French children will have to leave their smartphones and smart devices at home or switched off when they are at school starting in September.
 
The ban on smartphones as well as other kinds of internet-connected devices, such as tablets, applies to schoolchildren between 3 and 15 years of age, and was passed by lawmakers on Monday. French high schools, or lycées, with students 15 and older, will get to choose whether to adopt the phone ban for their pupils.
 
"We know today that there is a phenomenon of screen addiction, the phenomenon of bad mobile phone use... Our main role is to protect children and adolescents. It is a fundamental role of education, and this law allows it," said Education Minister Jean-Michel Blanquer on French news channel BFMTV.
 
The law fulfills one of President Emmanuel Macron's campaign promises. It passed 62 votes to one, supported by members of Macron's centrist La République en Marche! party.

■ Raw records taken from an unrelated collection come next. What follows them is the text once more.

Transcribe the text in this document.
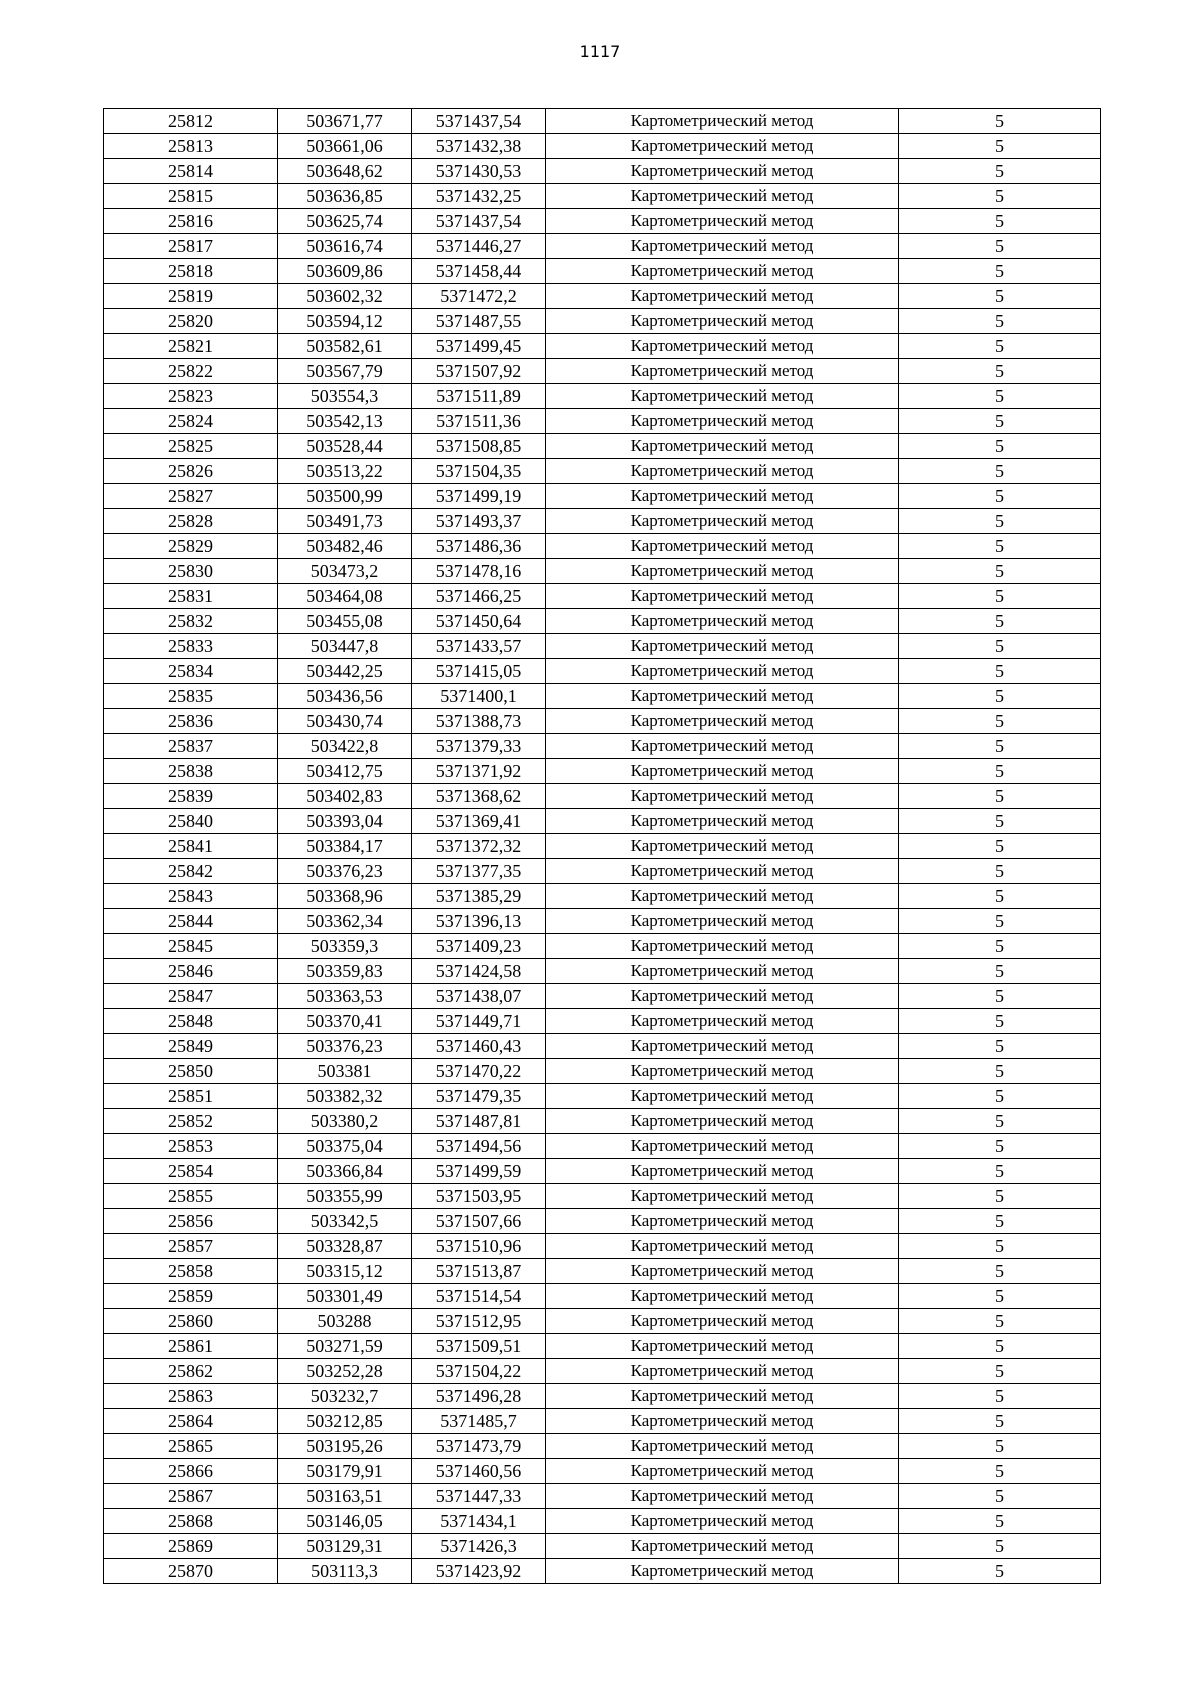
1117
25812	503671,77	5371437,54	Картометрический метод	5
25813	503661,06	5371432,38	Картометрический метод	5
25814	503648,62	5371430,53	Картометрический метод	5
25815	503636,85	5371432,25	Картометрический метод	5
25816	503625,74	5371437,54	Картометрический метод	5
25817	503616,74	5371446,27	Картометрический метод	5
25818	503609,86	5371458,44	Картометрический метод	5
25819	503602,32	5371472,2	Картометрический метод	5
25820	503594,12	5371487,55	Картометрический метод	5
25821	503582,61	5371499,45	Картометрический метод	5
25822	503567,79	5371507,92	Картометрический метод	5
25823	503554,3	5371511,89	Картометрический метод	5
25824	503542,13	5371511,36	Картометрический метод	5
25825	503528,44	5371508,85	Картометрический метод	5
25826	503513,22	5371504,35	Картометрический метод	5
25827	503500,99	5371499,19	Картометрический метод	5
25828	503491,73	5371493,37	Картометрический метод	5
25829	503482,46	5371486,36	Картометрический метод	5
25830	503473,2	5371478,16	Картометрический метод	5
25831	503464,08	5371466,25	Картометрический метод	5
25832	503455,08	5371450,64	Картометрический метод	5
25833	503447,8	5371433,57	Картометрический метод	5
25834	503442,25	5371415,05	Картометрический метод	5
25835	503436,56	5371400,1	Картометрический метод	5
25836	503430,74	5371388,73	Картометрический метод	5
25837	503422,8	5371379,33	Картометрический метод	5
25838	503412,75	5371371,92	Картометрический метод	5
25839	503402,83	5371368,62	Картометрический метод	5
25840	503393,04	5371369,41	Картометрический метод	5
25841	503384,17	5371372,32	Картометрический метод	5
25842	503376,23	5371377,35	Картометрический метод	5
25843	503368,96	5371385,29	Картометрический метод	5
25844	503362,34	5371396,13	Картометрический метод	5
25845	503359,3	5371409,23	Картометрический метод	5
25846	503359,83	5371424,58	Картометрический метод	5
25847	503363,53	5371438,07	Картометрический метод	5
25848	503370,41	5371449,71	Картометрический метод	5
25849	503376,23	5371460,43	Картометрический метод	5
25850	503381	5371470,22	Картометрический метод	5
25851	503382,32	5371479,35	Картометрический метод	5
25852	503380,2	5371487,81	Картометрический метод	5
25853	503375,04	5371494,56	Картометрический метод	5
25854	503366,84	5371499,59	Картометрический метод	5
25855	503355,99	5371503,95	Картометрический метод	5
25856	503342,5	5371507,66	Картометрический метод	5
25857	503328,87	5371510,96	Картометрический метод	5
25858	503315,12	5371513,87	Картометрический метод	5
25859	503301,49	5371514,54	Картометрический метод	5
25860	503288	5371512,95	Картометрический метод	5
25861	503271,59	5371509,51	Картометрический метод	5
25862	503252,28	5371504,22	Картометрический метод	5
25863	503232,7	5371496,28	Картометрический метод	5
25864	503212,85	5371485,7	Картометрический метод	5
25865	503195,26	5371473,79	Картометрический метод	5
25866	503179,91	5371460,56	Картометрический метод	5
25867	503163,51	5371447,33	Картометрический метод	5
25868	503146,05	5371434,1	Картометрический метод	5
25869	503129,31	5371426,3	Картометрический метод	5
25870	503113,3	5371423,92	Картометрический метод	5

Some lawmakers from the right and the left abstained, claiming the law would change little.
 
"This isn't a 21st century law in our eyes, but a law from the era of news channels and binary debate," said Alexis Corbière, a deputy from the left-wing Unbowed France party and a former teacher.
 
"In reality, the ban has already been made," he added, referring to a 2010 law. "I don't know a single teacher in this country that allows the use of phones in class."
 
High school students with their smartphones and tablet computers at the vocational school in Bischwiller, eastern France.
 
A law approved in 2010 banned the use of smartphones "during all teaching activity."
 
The new law makes exceptions for disabled students, during extracurricular activities and for "pedagogical use."